Dienstag, 21. August 2018

AfD-Anhänger: Kritik an Flüchtlingszuwanderung und der Demokratie sind wichtigste Wahlmotive

Kritik an der Flüchtlingszuwanderung und eine generelle Unzufriedenheit mit der Demokratie in Deutschland sind die wichtigsten Gründe für Menschen, die Partei Alternative für Deutschland (AfD) zu wählen. Das haben Prof. Dr. Holger Lengfeld und seine Mitarbeiterin Clara Dilger vom Institut für Soziologie der Universität Leipzig durch die Auswertung von Daten aus einer der größten Bevölkerungsumfragen in Deutschland herausgefunden. Die Ergebnisse ihrer Studie haben die beiden Wissenschaftler jetzt in der renommierten „Zeitschrift für Soziologie“ veröffentlicht.

In Politik und Wissenschaft werde seit längerem kontrovers darüber diskutiert, warum Menschen die AfD wählen. „Solche Einstellungsfaktoren sind einflussreicher als die jeweilige soziale Lage der AfD-Wähler“, erklärt Soziologe Lengfeld. Zwar neigen der Studie zufolge sozial Schwächere häufiger zur AfD als die Mittelschichten oder die Bessergestellten. Allerdings sei das vor allem deshalb der Fall, weil sie häufiger als andere Schichten die Zuwanderung von Flüchtlingen nach Deutschland ablehnen. Die Wissenschaftler vermuten, dass sich dahinter unter anderem der Wunsch der angestammten sozial Schwachen nach Konkurrenzabwehr verbirgt. „Da die meisten Flüchtlinge selbst nur über geringe berufliche Qualifikationen verfügen, konkurrieren beide Gruppen im gleichen Arbeitsmarktsegment um Jobs mit einfachen Tätigkeiten. Diese Konkurrenz soll die AfD mit ihrem kategorischen Nein zur Zuwanderung verhindern“, erklärt Lengfeld.

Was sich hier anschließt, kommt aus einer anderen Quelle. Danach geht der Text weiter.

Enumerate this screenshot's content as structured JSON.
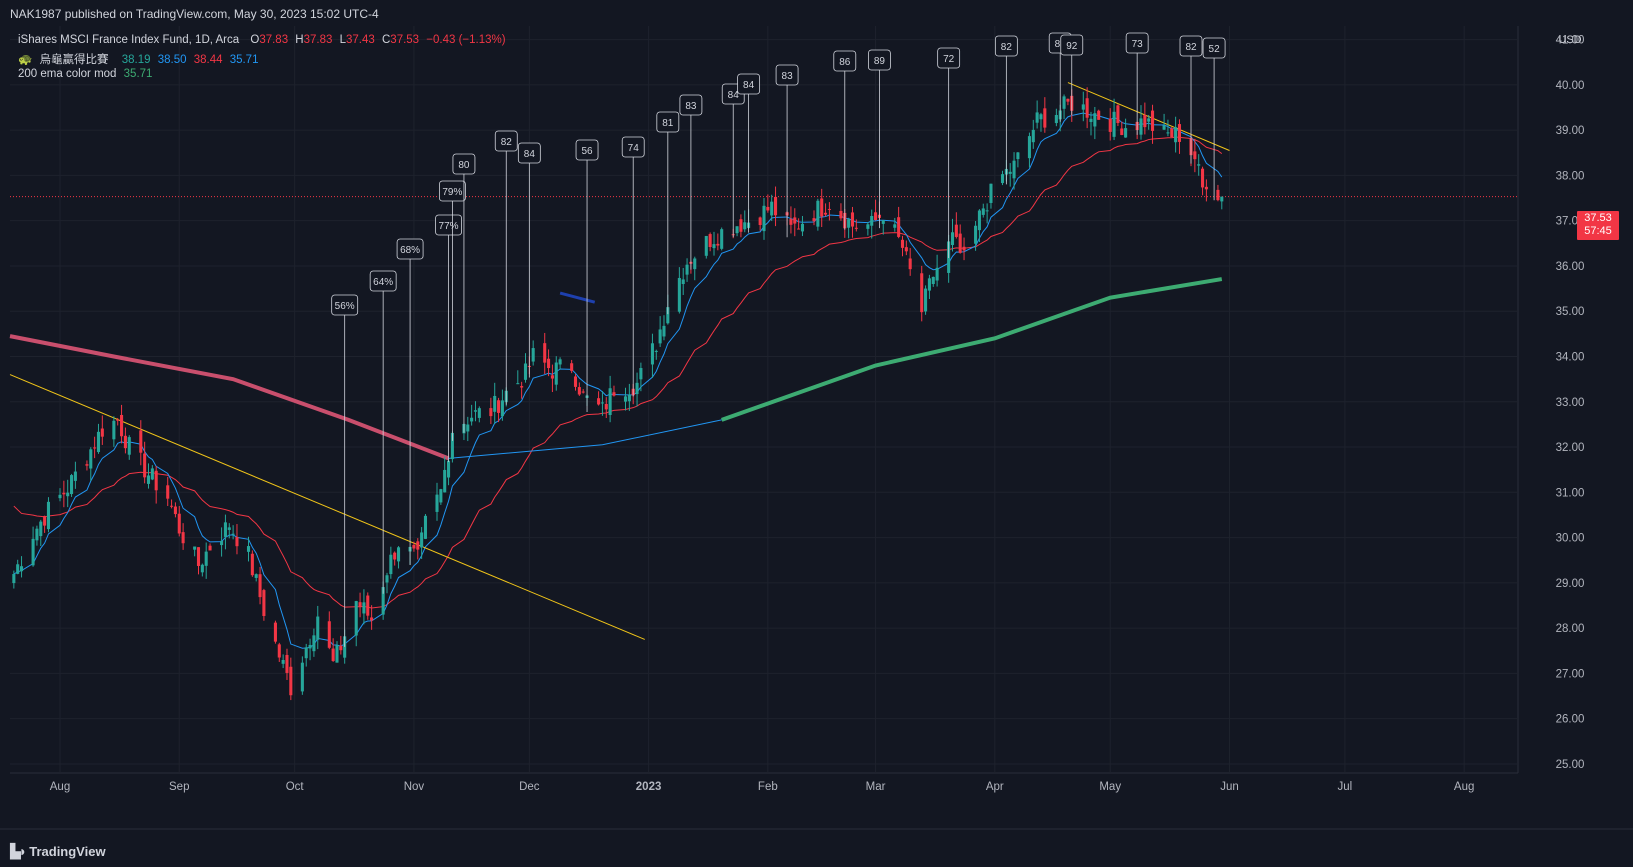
{
  "header": {
    "publisher": "NAK1987 published on TradingView.com, May 30, 2023 15:02 UTC-4"
  },
  "legend": {
    "symbol": "iShares MSCI France Index Fund, 1D, Arca",
    "o_label": "O",
    "o": "37.83",
    "h_label": "H",
    "h": "37.83",
    "l_label": "L",
    "l": "37.43",
    "c_label": "C",
    "c": "37.53",
    "change": "−0.43 (−1.13%)",
    "indicator1_name": "烏龜贏得比賽",
    "indicator1_values": [
      "38.19",
      "38.50",
      "38.44",
      "35.71"
    ],
    "indicator2_name": "200 ema color mod",
    "indicator2_value": "35.71"
  },
  "price_tag": {
    "price": "37.53",
    "countdown": "57:45"
  },
  "footer": {
    "brand": "TradingView"
  },
  "colors": {
    "background": "#131722",
    "grid": "#1e222d",
    "up": "#26a69a",
    "down": "#f23645",
    "ema_fast": "#2196f3",
    "ema_slow": "#f23645",
    "ema200_up": "#3dab72",
    "ema200_down": "#c94f6d",
    "trendline": "#f0c419"
  },
  "chart_data": {
    "type": "candlestick",
    "currency": "USD",
    "y_ticks": [
      25,
      26,
      27,
      28,
      29,
      30,
      31,
      32,
      33,
      34,
      35,
      36,
      37,
      38,
      39,
      40,
      41
    ],
    "y_tick_labels": [
      "25.00",
      "26.00",
      "27.00",
      "28.00",
      "29.00",
      "30.00",
      "31.00",
      "32.00",
      "33.00",
      "34.00",
      "35.00",
      "36.00",
      "37.00",
      "38.00",
      "39.00",
      "40.00",
      "41.00"
    ],
    "ylim": [
      24.8,
      41.3
    ],
    "x_ticks": [
      "Aug",
      "Sep",
      "Oct",
      "Nov",
      "Dec",
      "2023",
      "Feb",
      "Mar",
      "Apr",
      "May",
      "Jun",
      "Jul",
      "Aug"
    ],
    "x_tick_dates": [
      "2022-08-01",
      "2022-09-01",
      "2022-10-01",
      "2022-11-01",
      "2022-12-01",
      "2023-01-01",
      "2023-02-01",
      "2023-03-01",
      "2023-04-01",
      "2023-05-01",
      "2023-06-01",
      "2023-07-01",
      "2023-08-01"
    ],
    "x_range": [
      "2022-07-19",
      "2023-08-15"
    ],
    "last_price": 37.53,
    "closes_approx": [
      [
        "2022-07-20",
        29.2
      ],
      [
        "2022-07-25",
        30.1
      ],
      [
        "2022-07-29",
        30.6
      ],
      [
        "2022-08-03",
        31.1
      ],
      [
        "2022-08-08",
        31.8
      ],
      [
        "2022-08-12",
        32.4
      ],
      [
        "2022-08-16",
        32.6
      ],
      [
        "2022-08-19",
        32.0
      ],
      [
        "2022-08-24",
        31.4
      ],
      [
        "2022-08-29",
        30.9
      ],
      [
        "2022-09-01",
        30.2
      ],
      [
        "2022-09-06",
        29.4
      ],
      [
        "2022-09-09",
        29.8
      ],
      [
        "2022-09-14",
        30.3
      ],
      [
        "2022-09-19",
        29.6
      ],
      [
        "2022-09-23",
        28.4
      ],
      [
        "2022-09-27",
        27.4
      ],
      [
        "2022-09-30",
        26.7
      ],
      [
        "2022-10-04",
        27.6
      ],
      [
        "2022-10-07",
        28.3
      ],
      [
        "2022-10-11",
        27.2
      ],
      [
        "2022-10-13",
        27.6
      ],
      [
        "2022-10-17",
        28.6
      ],
      [
        "2022-10-21",
        28.2
      ],
      [
        "2022-10-25",
        29.3
      ],
      [
        "2022-10-28",
        29.9
      ],
      [
        "2022-11-02",
        29.5
      ],
      [
        "2022-11-04",
        30.3
      ],
      [
        "2022-11-08",
        31.0
      ],
      [
        "2022-11-11",
        32.4
      ],
      [
        "2022-11-16",
        32.7
      ],
      [
        "2022-11-21",
        32.8
      ],
      [
        "2022-11-25",
        33.2
      ],
      [
        "2022-11-30",
        33.6
      ],
      [
        "2022-12-02",
        34.0
      ],
      [
        "2022-12-07",
        33.7
      ],
      [
        "2022-12-12",
        33.8
      ],
      [
        "2022-12-15",
        33.1
      ],
      [
        "2022-12-20",
        32.8
      ],
      [
        "2022-12-23",
        33.3
      ],
      [
        "2022-12-29",
        33.4
      ],
      [
        "2023-01-03",
        34.3
      ],
      [
        "2023-01-06",
        35.2
      ],
      [
        "2023-01-11",
        36.1
      ],
      [
        "2023-01-17",
        36.6
      ],
      [
        "2023-01-23",
        36.9
      ],
      [
        "2023-01-27",
        37.0
      ],
      [
        "2023-02-02",
        37.3
      ],
      [
        "2023-02-07",
        36.8
      ],
      [
        "2023-02-13",
        37.2
      ],
      [
        "2023-02-17",
        37.4
      ],
      [
        "2023-02-23",
        36.9
      ],
      [
        "2023-02-28",
        36.9
      ],
      [
        "2023-03-03",
        37.2
      ],
      [
        "2023-03-08",
        36.4
      ],
      [
        "2023-03-13",
        35.0
      ],
      [
        "2023-03-16",
        35.8
      ],
      [
        "2023-03-21",
        36.6
      ],
      [
        "2023-03-24",
        36.1
      ],
      [
        "2023-03-29",
        37.3
      ],
      [
        "2023-04-03",
        38.0
      ],
      [
        "2023-04-06",
        38.2
      ],
      [
        "2023-04-12",
        39.2
      ],
      [
        "2023-04-17",
        39.4
      ],
      [
        "2023-04-21",
        39.6
      ],
      [
        "2023-04-26",
        39.4
      ],
      [
        "2023-05-01",
        39.2
      ],
      [
        "2023-05-05",
        39.1
      ],
      [
        "2023-05-10",
        39.2
      ],
      [
        "2023-05-15",
        38.9
      ],
      [
        "2023-05-19",
        38.9
      ],
      [
        "2023-05-23",
        38.4
      ],
      [
        "2023-05-25",
        37.7
      ],
      [
        "2023-05-26",
        37.9
      ],
      [
        "2023-05-30",
        37.53
      ]
    ],
    "series": [
      {
        "name": "EMA fast",
        "color": "#2196f3"
      },
      {
        "name": "EMA slow",
        "color": "#f23645"
      },
      {
        "name": "200 ema color mod",
        "color": "#3dab72"
      }
    ],
    "vertical_labels": [
      {
        "date": "2022-10-14",
        "text": "56%"
      },
      {
        "date": "2022-10-24",
        "text": "64%"
      },
      {
        "date": "2022-10-31",
        "text": "68%"
      },
      {
        "date": "2022-11-10",
        "text": "77%"
      },
      {
        "date": "2022-11-11",
        "text": "79%"
      },
      {
        "date": "2022-11-14",
        "text": "80"
      },
      {
        "date": "2022-11-25",
        "text": "82"
      },
      {
        "date": "2022-12-01",
        "text": "84"
      },
      {
        "date": "2022-12-16",
        "text": "56"
      },
      {
        "date": "2022-12-28",
        "text": "74"
      },
      {
        "date": "2023-01-06",
        "text": "81"
      },
      {
        "date": "2023-01-12",
        "text": "83"
      },
      {
        "date": "2023-01-23",
        "text": "84"
      },
      {
        "date": "2023-01-27",
        "text": "84"
      },
      {
        "date": "2023-02-06",
        "text": "83"
      },
      {
        "date": "2023-02-21",
        "text": "86"
      },
      {
        "date": "2023-03-02",
        "text": "89"
      },
      {
        "date": "2023-03-20",
        "text": "72"
      },
      {
        "date": "2023-04-04",
        "text": "82"
      },
      {
        "date": "2023-04-18",
        "text": "80"
      },
      {
        "date": "2023-04-21",
        "text": "92"
      },
      {
        "date": "2023-05-08",
        "text": "73"
      },
      {
        "date": "2023-05-22",
        "text": "82"
      },
      {
        "date": "2023-05-28",
        "text": "52"
      }
    ]
  }
}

Für ihre Studie werteten die Leipziger Wissenschaftler Daten von mehr als 8.400 Befragten des „Sozio-oekonomischen Panels“ (SOEP) aus dem Jahr 2016 aus. Das SOEP ist eine seit 1984 jährlich vom Deutschen Institut für Wirtschaftsforschung (DIW) durchgeführte bevölkerungsrepräsentative Längsschnittbefragung deutscher Privathaushalte. Im Jahr 2016 wurden erstmals Einstellungen zur Zuwanderung von Flüchtlingen erhoben, was für die Leipziger Studie zentral ist. Aufgrund der aufwändigen Aufbereitung werden die Daten vom DIW erst rund ein Jahr nach Abschluss der Erhebung für die Auswertung bereitgestellt.

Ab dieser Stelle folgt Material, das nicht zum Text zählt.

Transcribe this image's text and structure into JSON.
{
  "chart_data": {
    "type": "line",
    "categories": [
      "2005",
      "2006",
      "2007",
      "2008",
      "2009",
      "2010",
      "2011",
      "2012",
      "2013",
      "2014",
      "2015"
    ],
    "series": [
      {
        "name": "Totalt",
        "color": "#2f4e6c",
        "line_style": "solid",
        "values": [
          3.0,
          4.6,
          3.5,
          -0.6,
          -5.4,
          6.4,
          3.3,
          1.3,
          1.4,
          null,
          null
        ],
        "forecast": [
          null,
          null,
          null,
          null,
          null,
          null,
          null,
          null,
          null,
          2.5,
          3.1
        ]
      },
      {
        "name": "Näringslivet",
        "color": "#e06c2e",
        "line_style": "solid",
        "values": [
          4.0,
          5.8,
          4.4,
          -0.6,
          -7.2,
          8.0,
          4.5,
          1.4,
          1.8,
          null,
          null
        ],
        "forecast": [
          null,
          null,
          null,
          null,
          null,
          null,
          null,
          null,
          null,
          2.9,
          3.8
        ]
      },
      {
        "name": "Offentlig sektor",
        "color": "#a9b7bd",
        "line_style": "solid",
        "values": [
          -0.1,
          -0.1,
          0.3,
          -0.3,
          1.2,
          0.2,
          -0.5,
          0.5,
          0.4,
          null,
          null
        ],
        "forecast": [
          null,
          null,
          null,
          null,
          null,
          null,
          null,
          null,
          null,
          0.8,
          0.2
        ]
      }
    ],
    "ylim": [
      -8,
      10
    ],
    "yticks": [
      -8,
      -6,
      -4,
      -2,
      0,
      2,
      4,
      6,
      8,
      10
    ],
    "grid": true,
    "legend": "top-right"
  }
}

Aus dem Ergebnis der Studie ergebe sich auch eine Empfehlung für die Politik, so Holger Lengfeld. Er rät den etablierten Parteien davon ab, mit sozialpolitischen Maßnahmen zu versuchen, AfD-Wähler zurückzugewinnen. „Sicher gibt es gute Gründe, die Lage der sozial Schwächsten in unserem Land zu verbessern. Weil die Motive der AfD-Wähler aber überwiegend keine wirtschaftlichen sind, würden Maßnahmen wie etwa Rentenzuschüsse für Geringverdiener wenig oder sogar nichts am derzeitigen Zulauf zugunsten der AfD ändern“.


Susann Huster Stabsstelle Universitätskommunikation/Medienredaktion
Universität Leipzig

Originaltitel des Beitrags in der „Zeitschrift für Soziologie“:

"Kulturelle und ökonomische Bedrohung. Eine Analyse der Ursachen der Parteiidentifikation mit der „Alternative für Deutschland“ mit dem Sozio-oekonomischen Panel 2016"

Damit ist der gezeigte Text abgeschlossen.